The group wants to see 'real measurable change' in the council's plans for O'Connell Street
A HIGH-PROFILE group of Limerick business people fear the O’Connell Street revitalisation scheme could bring about a “ghost city” and the plans are not “sufficiently ambitious.”
In a wide ranging submission to Limerick City and County Council, the Limerick Chamber’s city centre group has also said it does not believe the €9.1m allocated is enough funding needed to carry out the proposed changes to the scheme, unveiled last summer.
The group – which includes Gordon Kearney, Rooney’s Auctioneers, Helen O’Donnell, Hunt Museum, John Moran and Michael Tiernan in its number – has issued a series of recommendations to the local authority.
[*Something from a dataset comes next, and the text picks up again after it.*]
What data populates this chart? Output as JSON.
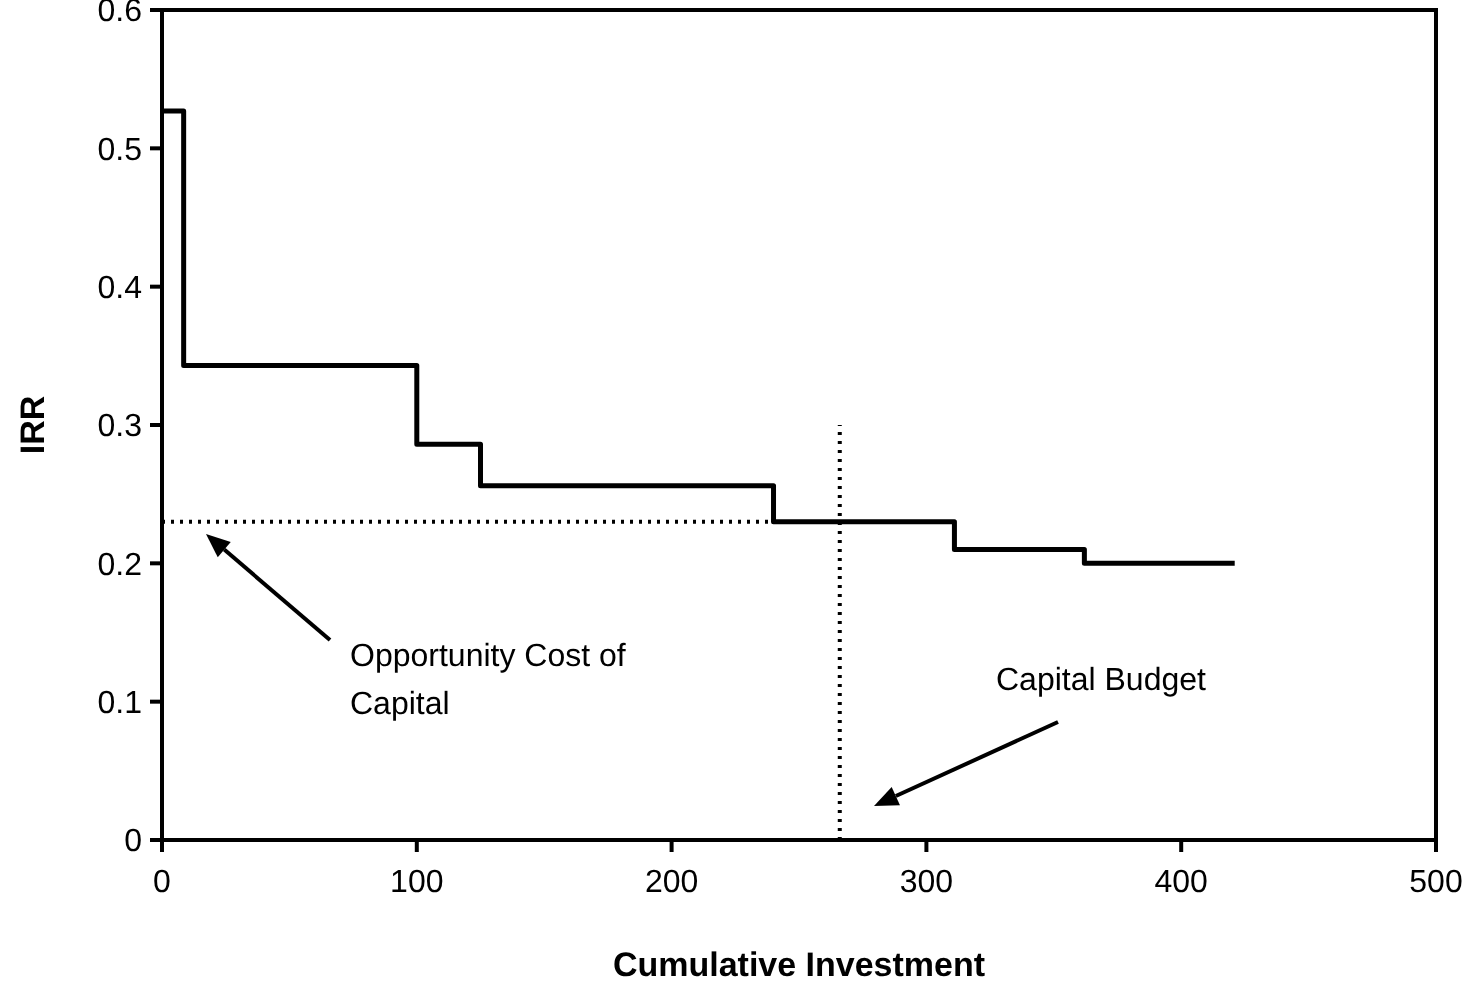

Chief among these is the erection of an “iconic and unique” canopy roof over the retail and hospitality section of Limerick’s main thoroughfare, from the junction of William Street to the Roches Street crossing.
They want this to be a “focal feature” of Limerick’s new city centre, and are calling for it to be made a “priority component”.
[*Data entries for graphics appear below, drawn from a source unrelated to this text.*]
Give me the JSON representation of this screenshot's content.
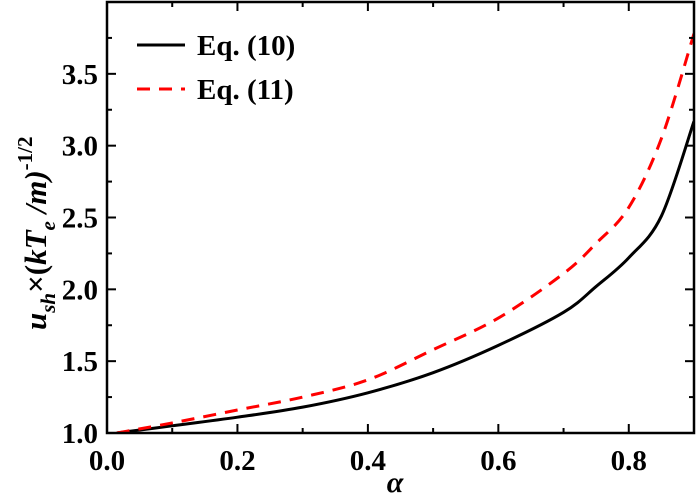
{
  "chart_data": {
    "type": "line",
    "title": "",
    "xlabel": "α",
    "ylabel": "u_sh × (kT_e/m)^-1/2",
    "ylabel_parts": {
      "u": "u",
      "sub_sh": "sh",
      "times": "×(",
      "kT": "kT",
      "sub_e": "e",
      "slash_m": " /m)",
      "sup": "-1/2"
    },
    "xlim": [
      0.0,
      0.9
    ],
    "ylim": [
      1.0,
      4.0
    ],
    "x_ticks": [
      "0.0",
      "0.2",
      "0.4",
      "0.6",
      "0.8"
    ],
    "x_tick_values": [
      0.0,
      0.2,
      0.4,
      0.6,
      0.8
    ],
    "y_ticks": [
      "1.0",
      "1.5",
      "2.0",
      "2.5",
      "3.0",
      "3.5"
    ],
    "y_tick_values": [
      1.0,
      1.5,
      2.0,
      2.5,
      3.0,
      3.5
    ],
    "grid": false,
    "legend_position": "upper left",
    "x": [
      0.015,
      0.1,
      0.2,
      0.3,
      0.4,
      0.5,
      0.6,
      0.7,
      0.75,
      0.8,
      0.85,
      0.9
    ],
    "series": [
      {
        "name": "Eq. (10)",
        "color": "#000000",
        "style": "solid",
        "values": [
          1.0,
          1.05,
          1.11,
          1.18,
          1.28,
          1.42,
          1.61,
          1.84,
          2.02,
          2.22,
          2.51,
          3.17
        ]
      },
      {
        "name": "Eq. (11)",
        "color": "#ff0000",
        "style": "dashed",
        "values": [
          1.0,
          1.07,
          1.16,
          1.25,
          1.37,
          1.58,
          1.8,
          2.11,
          2.32,
          2.57,
          3.05,
          3.78
        ]
      }
    ]
  }
}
“All upgrades to features and aspects need to be ambitious and visionary, rather than formulaic in design,” the submission reads.
In the submission – delivered to council manager Conn Murray this Monday – the group added additional funding will need to be secured by council to complete the redevelopment to a standard which represents “real measurable change”.
The group have also warned that people may not occupy the new plazas.
”What definitively needs to be avoided is increased pedestrianisation, devoid of increased numbers of pedestrians,” they state, calling on the council to undertake an analysis of the projected footfall impacts of the project.
To tackle this, an “animated, interactive public realm” should be put in place, having both day and night attractions to incentivise increased footfall, the Chamber group says.
The whole plan, they say, must be linked to the Living City Initiative to ensure the Georgian Quarter in the city centre is brought back into greater use.
In terms of big name shops, the group has asked whether there is potential in Ireland to apply grading guidelines for listed buildings, allowing changes to inside units. A call was also repeated for a ‘garda cabin’.
The revitalisation plans were criticised when presented by council, with many taking issue with the fact traffic will be allowed to remain in the initial design.
Councillors will in the coming months decide whether to accept, reject or modify the design.
Other group members include Brian Tuohy, Savins, John Cooney, Jasmine Palace, Chamber presisdent Ken Johnson and Maeve Duff of AIB.